The most complicated questions of spirit-anchor construction, however, rest in that third question: How much is creating the anchor a process of constructing something for a spirit, and how much is it discovery about a spirit? When I'm taking this question seriously, I can never phrase it as just an either-or; it's always some of both. It's simple to see how this is the case for a spirit-body: Denying any intrinsic nature of the form I'm creating feels like denying reality. As I've talked about before (link to servitor thing TK), I don't believe "servitor creation" is a thing I should pursue; I'm not even sure it's possible. Enlivening a plushie, or any other spirit-anchor is a collaboration between myself, the essence of the materials, and the nature of the spirit themself.
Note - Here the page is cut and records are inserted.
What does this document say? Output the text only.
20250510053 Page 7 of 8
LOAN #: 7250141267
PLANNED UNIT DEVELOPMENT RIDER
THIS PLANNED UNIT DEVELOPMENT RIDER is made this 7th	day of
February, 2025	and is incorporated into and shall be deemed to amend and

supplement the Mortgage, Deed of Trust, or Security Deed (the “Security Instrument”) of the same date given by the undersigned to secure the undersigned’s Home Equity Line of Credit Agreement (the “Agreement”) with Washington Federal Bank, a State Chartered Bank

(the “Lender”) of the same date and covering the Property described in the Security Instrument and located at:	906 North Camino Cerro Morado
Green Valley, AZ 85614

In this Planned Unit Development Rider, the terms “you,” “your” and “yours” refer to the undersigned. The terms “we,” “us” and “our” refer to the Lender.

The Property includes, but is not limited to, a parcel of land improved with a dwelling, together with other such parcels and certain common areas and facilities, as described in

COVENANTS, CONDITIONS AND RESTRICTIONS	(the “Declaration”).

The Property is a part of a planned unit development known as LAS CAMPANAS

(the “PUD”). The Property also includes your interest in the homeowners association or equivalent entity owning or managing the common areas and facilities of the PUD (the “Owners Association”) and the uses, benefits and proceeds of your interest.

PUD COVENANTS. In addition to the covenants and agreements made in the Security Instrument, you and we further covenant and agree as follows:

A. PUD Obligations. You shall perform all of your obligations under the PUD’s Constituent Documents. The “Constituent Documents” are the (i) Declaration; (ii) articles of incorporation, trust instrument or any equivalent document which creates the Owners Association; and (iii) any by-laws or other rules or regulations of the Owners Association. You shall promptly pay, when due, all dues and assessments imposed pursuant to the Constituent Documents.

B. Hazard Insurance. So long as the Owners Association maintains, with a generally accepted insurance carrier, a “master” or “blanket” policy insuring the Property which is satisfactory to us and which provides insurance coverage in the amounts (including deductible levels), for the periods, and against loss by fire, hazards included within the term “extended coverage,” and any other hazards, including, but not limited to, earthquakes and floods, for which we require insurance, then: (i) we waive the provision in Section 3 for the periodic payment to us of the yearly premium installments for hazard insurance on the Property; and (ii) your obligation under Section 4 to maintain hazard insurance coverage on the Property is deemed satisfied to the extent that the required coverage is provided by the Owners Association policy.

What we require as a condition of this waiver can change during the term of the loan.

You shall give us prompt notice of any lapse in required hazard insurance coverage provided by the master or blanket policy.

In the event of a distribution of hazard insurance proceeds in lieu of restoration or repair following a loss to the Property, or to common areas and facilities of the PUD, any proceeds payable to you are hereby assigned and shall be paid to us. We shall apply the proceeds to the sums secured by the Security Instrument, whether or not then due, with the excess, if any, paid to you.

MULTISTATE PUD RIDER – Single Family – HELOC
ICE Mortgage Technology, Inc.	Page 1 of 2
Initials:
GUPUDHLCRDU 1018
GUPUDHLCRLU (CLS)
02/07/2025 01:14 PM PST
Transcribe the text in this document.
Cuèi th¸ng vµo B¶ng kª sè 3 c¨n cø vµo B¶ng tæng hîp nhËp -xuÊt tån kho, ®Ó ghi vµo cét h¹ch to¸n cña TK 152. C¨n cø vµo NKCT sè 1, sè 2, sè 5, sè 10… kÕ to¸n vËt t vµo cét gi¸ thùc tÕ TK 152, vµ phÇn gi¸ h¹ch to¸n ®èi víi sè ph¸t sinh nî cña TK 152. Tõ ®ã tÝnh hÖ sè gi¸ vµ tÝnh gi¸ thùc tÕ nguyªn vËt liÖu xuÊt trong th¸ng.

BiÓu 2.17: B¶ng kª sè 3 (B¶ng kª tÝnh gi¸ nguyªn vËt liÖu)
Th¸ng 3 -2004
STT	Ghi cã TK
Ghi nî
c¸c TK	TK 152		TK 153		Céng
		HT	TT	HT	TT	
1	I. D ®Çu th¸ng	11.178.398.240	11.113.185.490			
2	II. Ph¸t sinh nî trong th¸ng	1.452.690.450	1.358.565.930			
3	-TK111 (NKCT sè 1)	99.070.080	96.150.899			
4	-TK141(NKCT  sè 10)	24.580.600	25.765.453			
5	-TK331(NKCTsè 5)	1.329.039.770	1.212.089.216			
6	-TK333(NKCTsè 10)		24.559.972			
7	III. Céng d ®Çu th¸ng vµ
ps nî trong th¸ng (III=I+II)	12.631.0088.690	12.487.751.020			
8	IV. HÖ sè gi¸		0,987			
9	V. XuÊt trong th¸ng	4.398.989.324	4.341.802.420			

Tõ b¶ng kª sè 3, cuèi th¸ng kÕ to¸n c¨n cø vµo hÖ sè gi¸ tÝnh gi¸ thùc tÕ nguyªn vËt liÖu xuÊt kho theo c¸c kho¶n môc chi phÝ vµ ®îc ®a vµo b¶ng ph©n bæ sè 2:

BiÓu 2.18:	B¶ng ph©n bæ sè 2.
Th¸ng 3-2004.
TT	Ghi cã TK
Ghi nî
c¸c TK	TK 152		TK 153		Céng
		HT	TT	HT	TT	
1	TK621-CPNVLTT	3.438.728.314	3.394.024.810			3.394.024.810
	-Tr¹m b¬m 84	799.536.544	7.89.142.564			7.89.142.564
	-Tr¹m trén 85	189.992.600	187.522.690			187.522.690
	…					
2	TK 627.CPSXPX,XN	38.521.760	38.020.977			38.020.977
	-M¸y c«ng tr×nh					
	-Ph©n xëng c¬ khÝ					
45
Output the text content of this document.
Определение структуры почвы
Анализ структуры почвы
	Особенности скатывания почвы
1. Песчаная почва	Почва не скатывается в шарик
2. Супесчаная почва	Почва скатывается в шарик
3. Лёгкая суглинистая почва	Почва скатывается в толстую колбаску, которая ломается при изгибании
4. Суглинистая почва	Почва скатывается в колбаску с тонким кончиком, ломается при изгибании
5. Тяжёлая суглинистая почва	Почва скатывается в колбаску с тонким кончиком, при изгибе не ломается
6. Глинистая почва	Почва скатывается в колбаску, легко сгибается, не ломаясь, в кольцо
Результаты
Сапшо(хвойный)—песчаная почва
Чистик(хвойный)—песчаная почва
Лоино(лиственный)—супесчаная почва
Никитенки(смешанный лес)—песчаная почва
Even the most open-ended process of discovery is shaped by my own experience, and even the most rigorous of constructions always results in a spirit with some unexpected aspect, because if they couldn't surprise me, would they really be a person?

The same is true though with spirit-homes, if only because in an animist world, nothing can truly simply be a vessel, without having some of its own person-hood, and the specifics of the materials again affect the sort of being the spirit-home will become. The bones and shell that I used to make the Wanderers shrine of course have ties to a prior existence, but so do the minerals, whether you see them as part of a long-ago ocean, or simply part of the earth itself. As I created the shrine (as I create anything), it was important to connect to them as themselves, first during selection, then during assembly. They speak to me in nudges, in where my attention falls, in how different things sit against each other and slot into place this way but not that way. There was a moment when they finally stopped being pieces, and started working together as a whole, when I knew we'd come to an understanding, and when I felt my gods come near to explore the place that had been made for them.

I started creating spirit anchors because I was curious and playful. In a world full of spirits, how could I not want to be closer to more of them? As light-hearted as those first plushie-awakenings were, they led me to much deeper thoughts, of ontology, of ethics, of what else the practice could mean. Even having written so much about it, I still feel like I'm only at the beginning of my understanding. Whether I'm playing with a friendly spirit-creature, or performing an act of devotion to my gods, I'm glad to have this way of exploring, relating, and deepening bonds.